Untuk perawatannya sendiri maloklusi dapat dilakukan perawatan secara preventif, interseptif, dan kuratif. Untuk preventif yaitu segala tindakan menghilangkan segala pengaruh yang dapat merubah jalannya perkembangan normal agar tidak terjadi malposisi gigi dan hubungan rahang yang abnormal. Sedangkan untuk interseptif adalah perawatan ortodontik pada maloklusi yang telah mulai tampak, untuk mencegah agar maloklusi yang ada tidak berkembang menjadi parah. Dan yang terakhir kuratif adalah untuk mengoreksi maloklusi atau malposisi yang ada dan mengembalikan kepada posisi, oklusi dan lengkung ideal.
2.1.3 Factor penyebab maloklusi
Menurut Moyers yang dikutip oleh Suminy, maloklusi dapat disebabkan oleh beberapa faktor diantaranya :
1.      Faktor keturunan, seperti sistem  neuromuskuler, tulang, gigi dan bagian lain di luar otot dan saraf.
2.      Gangguan pertumbuhan.
3.      Trauma, yaitu  trauma sebelum lahir dan trauma saat dilahirkan serta trauma setelah dilahirkan.

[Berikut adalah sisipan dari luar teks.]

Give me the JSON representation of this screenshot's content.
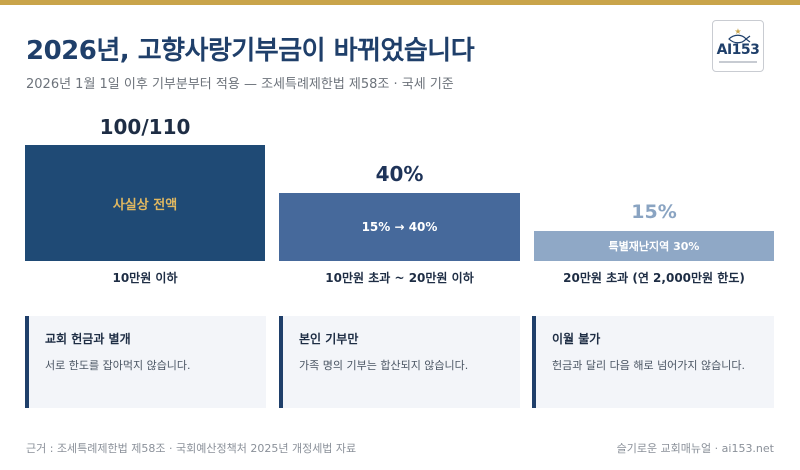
{
  "header": {
    "title": "2026년, 고향사랑기부금이 바뀌었습니다",
    "subtitle": "2026년 1월 1일 이후 기부분부터 적용 — 조세특례제한법 제58조 · 국세 기준"
  },
  "logo": {
    "text": "AI153",
    "icon": "fish-icon"
  },
  "tiers": [
    {
      "value": "100/110",
      "bar_text": "사실상 전액",
      "label": "10만원 이하",
      "rate_shown": 1.0
    },
    {
      "value": "40%",
      "bar_text": "15% → 40%",
      "label": "10만원 초과 ~ 20만원 이하",
      "rate_shown": 0.4
    },
    {
      "value": "15%",
      "bar_text": "특별재난지역 30%",
      "label": "20만원 초과 (연 2,000만원 한도)",
      "rate_shown": 0.15
    }
  ],
  "cards": [
    {
      "title": "교회 헌금과 별개",
      "body": "서로 한도를 잡아먹지 않습니다."
    },
    {
      "title": "본인 기부만",
      "body": "가족 명의 기부는 합산되지 않습니다."
    },
    {
      "title": "이월 불가",
      "body": "헌금과 달리 다음 해로 넘어가지 않습니다."
    }
  ],
  "footer": {
    "source": "근거 : 조세특례제한법 제58조 · 국회예산정책처 2025년 개정세법 자료",
    "credit": "슬기로운 교회매뉴얼 · ai153.net"
  },
  "colors": {
    "accent_gold": "#c9a44a",
    "navy": "#1f4a75",
    "mid_blue": "#46699b",
    "light_blue": "#8fa8c6"
  }
}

4.      Keadaan fisik, seperti prematur ekstraksi.
5.      Kebiasaan buruk seperti menghisap jari yang dapat menyebabkan insisivus rahang atas lebih ke labial sedangkan insisivus rahang bawah ke lingual, menjulurkan lidah, menggigit kuku, menghisap dan menggigit bibir.
6.      Penyakit yang terdiri dari penyakit sistemik, kelainan endokrin, penyakit lokal (gangguan saluran pernapasan, penyakit gusi, jaringan penyangga gigi, tumor, dan gigi berlubang).
7.      Malnutrisi.

2.2  Ortodonti
Pengertian orthodonti yang lebih luas menurut American Board of Orthodontics (ABO) adalah cabang spesifik dalam profesi kedokteran gigi yang bertanggungjawab pada studi dan supervisi, pertumbuhkembangan geligi dan struktur anatomi yang berkaitan, sejak lahir sampai dewasa meliputi tindakan preventif dan korektif pada ketidakteraturan letak gigi yang membutuhkan reposisi gigi dengan piranti fungsional dan mekanik untuk mencapai oklusi normal dan muka yang menyenangkan (Pambudi, 2012). 

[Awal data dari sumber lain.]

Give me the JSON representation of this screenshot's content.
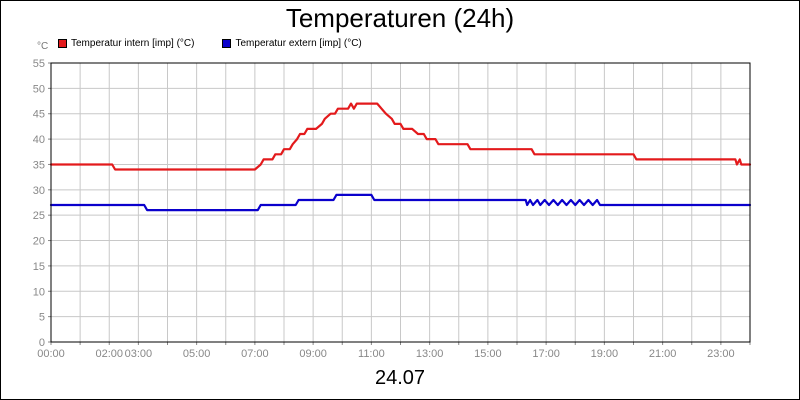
{
  "chart_data": {
    "type": "line",
    "title": "Temperaturen (24h)",
    "date_label": "24.07",
    "y_unit": "°C",
    "ylim": [
      0,
      55
    ],
    "y_ticks": [
      "0",
      "5",
      "10",
      "15",
      "20",
      "25",
      "30",
      "35",
      "40",
      "45",
      "50",
      "55"
    ],
    "xlim": [
      0,
      24
    ],
    "x_ticks": [
      {
        "h": 0,
        "label": "00:00"
      },
      {
        "h": 2,
        "label": "02:00"
      },
      {
        "h": 3,
        "label": "03:00"
      },
      {
        "h": 5,
        "label": "05:00"
      },
      {
        "h": 7,
        "label": "07:00"
      },
      {
        "h": 9,
        "label": "09:00"
      },
      {
        "h": 11,
        "label": "11:00"
      },
      {
        "h": 13,
        "label": "13:00"
      },
      {
        "h": 15,
        "label": "15:00"
      },
      {
        "h": 17,
        "label": "17:00"
      },
      {
        "h": 19,
        "label": "19:00"
      },
      {
        "h": 21,
        "label": "21:00"
      },
      {
        "h": 23,
        "label": "23:00"
      }
    ],
    "grid": true,
    "legend_position": "top-left",
    "series": [
      {
        "name": "Temperatur intern [imp] (°C)",
        "color": "#e31a1c",
        "points": [
          [
            0.0,
            35
          ],
          [
            2.1,
            35
          ],
          [
            2.2,
            34
          ],
          [
            7.0,
            34
          ],
          [
            7.2,
            35
          ],
          [
            7.3,
            36
          ],
          [
            7.6,
            36
          ],
          [
            7.7,
            37
          ],
          [
            7.9,
            37
          ],
          [
            8.0,
            38
          ],
          [
            8.2,
            38
          ],
          [
            8.3,
            39
          ],
          [
            8.45,
            40
          ],
          [
            8.55,
            41
          ],
          [
            8.7,
            41
          ],
          [
            8.8,
            42
          ],
          [
            9.1,
            42
          ],
          [
            9.3,
            43
          ],
          [
            9.4,
            44
          ],
          [
            9.6,
            45
          ],
          [
            9.75,
            45
          ],
          [
            9.85,
            46
          ],
          [
            10.2,
            46
          ],
          [
            10.3,
            47
          ],
          [
            10.4,
            46
          ],
          [
            10.5,
            47
          ],
          [
            11.2,
            47
          ],
          [
            11.5,
            45
          ],
          [
            11.7,
            44
          ],
          [
            11.8,
            43
          ],
          [
            12.0,
            43
          ],
          [
            12.1,
            42
          ],
          [
            12.4,
            42
          ],
          [
            12.6,
            41
          ],
          [
            12.8,
            41
          ],
          [
            12.9,
            40
          ],
          [
            13.2,
            40
          ],
          [
            13.3,
            39
          ],
          [
            14.3,
            39
          ],
          [
            14.4,
            38
          ],
          [
            16.5,
            38
          ],
          [
            16.6,
            37
          ],
          [
            20.0,
            37
          ],
          [
            20.1,
            36
          ],
          [
            23.5,
            36
          ],
          [
            23.55,
            35
          ],
          [
            23.65,
            36
          ],
          [
            23.7,
            35
          ],
          [
            24.0,
            35
          ]
        ]
      },
      {
        "name": "Temperatur extern [imp] (°C)",
        "color": "#0a00cc",
        "points": [
          [
            0.0,
            27
          ],
          [
            3.2,
            27
          ],
          [
            3.3,
            26
          ],
          [
            7.1,
            26
          ],
          [
            7.2,
            27
          ],
          [
            8.4,
            27
          ],
          [
            8.5,
            28
          ],
          [
            9.7,
            28
          ],
          [
            9.8,
            29
          ],
          [
            11.0,
            29
          ],
          [
            11.1,
            28
          ],
          [
            16.3,
            28
          ],
          [
            16.35,
            27
          ],
          [
            16.45,
            28
          ],
          [
            16.55,
            27
          ],
          [
            16.7,
            28
          ],
          [
            16.8,
            27
          ],
          [
            16.95,
            28
          ],
          [
            17.1,
            27
          ],
          [
            17.25,
            28
          ],
          [
            17.4,
            27
          ],
          [
            17.55,
            28
          ],
          [
            17.7,
            27
          ],
          [
            17.85,
            28
          ],
          [
            18.0,
            27
          ],
          [
            18.15,
            28
          ],
          [
            18.3,
            27
          ],
          [
            18.45,
            28
          ],
          [
            18.6,
            27
          ],
          [
            18.75,
            28
          ],
          [
            18.85,
            27
          ],
          [
            24.0,
            27
          ]
        ]
      }
    ]
  }
}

2.2.1 Tujuan Perawatan Ortodonti
Tujuan dari perawatan ortodonti adalah :
a.       Menjaga kesehatan gigi dan mulut
  1. Estetik muka dan geligi
  2. Fungsi kunyah dan bicara yang baik
  3. Stabilitas hasil perawatan
2.2.2 Indikasi dan Kontraindikasi Ortodonti
Indikasinya sendiri untuk perawatan ortodonti adalah
  1. Jika dirasakan perlu bagi pasien untuk mendapat posisi postural adaptasi mandibula
  2. Ada gerak menutup translokasi mandibula dari posisi istirahat atau dari postural adaptasi ke posisi interkuspal
  3. Posisi gigi sedemikian rupa sehingga terbentuk mekanisme refleks yang merugikan selama fungsi oklusal dari mandibula
  4. Gigi-gigi menyebabkan kerusakan jaringan lunak
  5. Gigi berjejal dan tidak teratur menyebabkan faktor predisposisi dari penyakit periodontal/penyakit gigi
  6. Penampilan pribadi kurang baik akibat posisi gigi
  7. Posisi gigi menghalangi proses bicara yang normal (Sridhar, 2008)  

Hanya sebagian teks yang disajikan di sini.